The original design of the art data model was intended to support writing "ntuple" type data directly as event data products. This has not been very successful in CMS -- there is little, if any, use of event data files directly from Root. Instead, CMS has defined an alternative framework, usable from the Root/CINT prompt, that provides some of the facilities of the offline framework: in particular, it provides the ability to navigate the structures that relate data products. There are at least two problems that have prevented the intended direct use of the Root/EDM data files:

  1. Many of the event data objects defined by CMS are complicated, involving inheritance hierarchies, containers that perform type erasure (called by CMS "polymorphic contains"), and embedded navigational elements.

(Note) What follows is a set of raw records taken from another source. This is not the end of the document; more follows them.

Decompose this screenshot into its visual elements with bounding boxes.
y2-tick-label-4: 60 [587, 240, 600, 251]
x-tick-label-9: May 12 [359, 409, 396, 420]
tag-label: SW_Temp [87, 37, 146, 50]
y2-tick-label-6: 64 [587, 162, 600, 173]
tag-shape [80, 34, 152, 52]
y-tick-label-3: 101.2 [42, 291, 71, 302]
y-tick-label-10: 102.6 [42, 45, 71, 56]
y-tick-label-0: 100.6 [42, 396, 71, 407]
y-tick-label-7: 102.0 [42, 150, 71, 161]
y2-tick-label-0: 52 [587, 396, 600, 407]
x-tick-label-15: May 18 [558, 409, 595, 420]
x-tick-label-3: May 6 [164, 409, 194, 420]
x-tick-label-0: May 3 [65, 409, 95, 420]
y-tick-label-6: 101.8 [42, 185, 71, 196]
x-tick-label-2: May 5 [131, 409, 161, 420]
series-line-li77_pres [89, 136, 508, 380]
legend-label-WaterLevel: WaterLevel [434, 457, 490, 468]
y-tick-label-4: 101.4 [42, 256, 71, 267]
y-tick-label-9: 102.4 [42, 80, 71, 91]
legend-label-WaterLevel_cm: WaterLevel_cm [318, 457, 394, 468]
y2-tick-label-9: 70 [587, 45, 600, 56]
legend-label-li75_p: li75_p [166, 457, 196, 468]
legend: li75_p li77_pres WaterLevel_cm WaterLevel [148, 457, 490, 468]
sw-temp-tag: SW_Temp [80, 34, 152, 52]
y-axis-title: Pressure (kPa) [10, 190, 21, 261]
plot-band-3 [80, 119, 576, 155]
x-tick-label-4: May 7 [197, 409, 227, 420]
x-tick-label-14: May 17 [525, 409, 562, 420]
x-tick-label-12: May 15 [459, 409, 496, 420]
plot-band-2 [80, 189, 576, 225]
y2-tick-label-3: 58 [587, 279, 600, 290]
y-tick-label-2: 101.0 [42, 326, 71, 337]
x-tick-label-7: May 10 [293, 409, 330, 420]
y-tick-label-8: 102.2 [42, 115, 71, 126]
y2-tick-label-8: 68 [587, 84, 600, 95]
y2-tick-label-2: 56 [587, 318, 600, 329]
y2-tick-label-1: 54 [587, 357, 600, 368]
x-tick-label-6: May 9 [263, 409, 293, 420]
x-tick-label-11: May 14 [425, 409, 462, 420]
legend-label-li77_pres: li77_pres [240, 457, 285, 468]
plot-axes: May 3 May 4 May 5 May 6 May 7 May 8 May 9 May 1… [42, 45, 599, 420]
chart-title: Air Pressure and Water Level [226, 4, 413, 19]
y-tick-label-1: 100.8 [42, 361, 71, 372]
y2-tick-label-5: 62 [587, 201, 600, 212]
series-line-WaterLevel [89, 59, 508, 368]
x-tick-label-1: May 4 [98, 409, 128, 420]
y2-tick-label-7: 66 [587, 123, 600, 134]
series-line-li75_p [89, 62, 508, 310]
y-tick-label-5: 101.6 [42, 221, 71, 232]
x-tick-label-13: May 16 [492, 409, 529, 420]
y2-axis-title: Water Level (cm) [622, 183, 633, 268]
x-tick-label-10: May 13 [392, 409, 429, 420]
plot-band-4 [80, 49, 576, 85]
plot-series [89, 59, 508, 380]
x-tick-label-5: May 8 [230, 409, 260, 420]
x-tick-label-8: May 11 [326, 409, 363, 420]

This is a violation of the intended usage, in which the event data objects were intended to be essentially "dumb data"; behavior was intended to be added to the dumb data by wrapping the dumb data with a class which would reference the dumb data and provide the necessary interface.
  2. The event data model's persistency, as implemented using Root, writes one entry per event. Some ntuple usage requires writing an entry per track, or jet, or cluster, etc. There is no one level of aggregation that is correct for all uses; analysis requirements are much more varied.

The result seems to be that the goal of providing a single storage format that is suitable for all uses has not been achieved.

The ability of accessing event data directly from R, or in general from tools other than framework-aware C++ code, would be enhanced by sticking to the original design plans: event data objects should be essentially "dumb data", and associations between the data products should be made externally to the objects, in a manner like the relational model. As of art release 1.0, we have introduced the Assns class template, and the "smart query" template FindOne and FindMany to help users to do the relational calculus "join" operations. This moves our data storage closer to the relational model.

A tool that allows specification of data products in a manner consistent with the goal of "dumb data", and which provides the serialization and deserialization that we currently obtain through Root, would seem to be of great value. One possible tool is Google protocol buffers.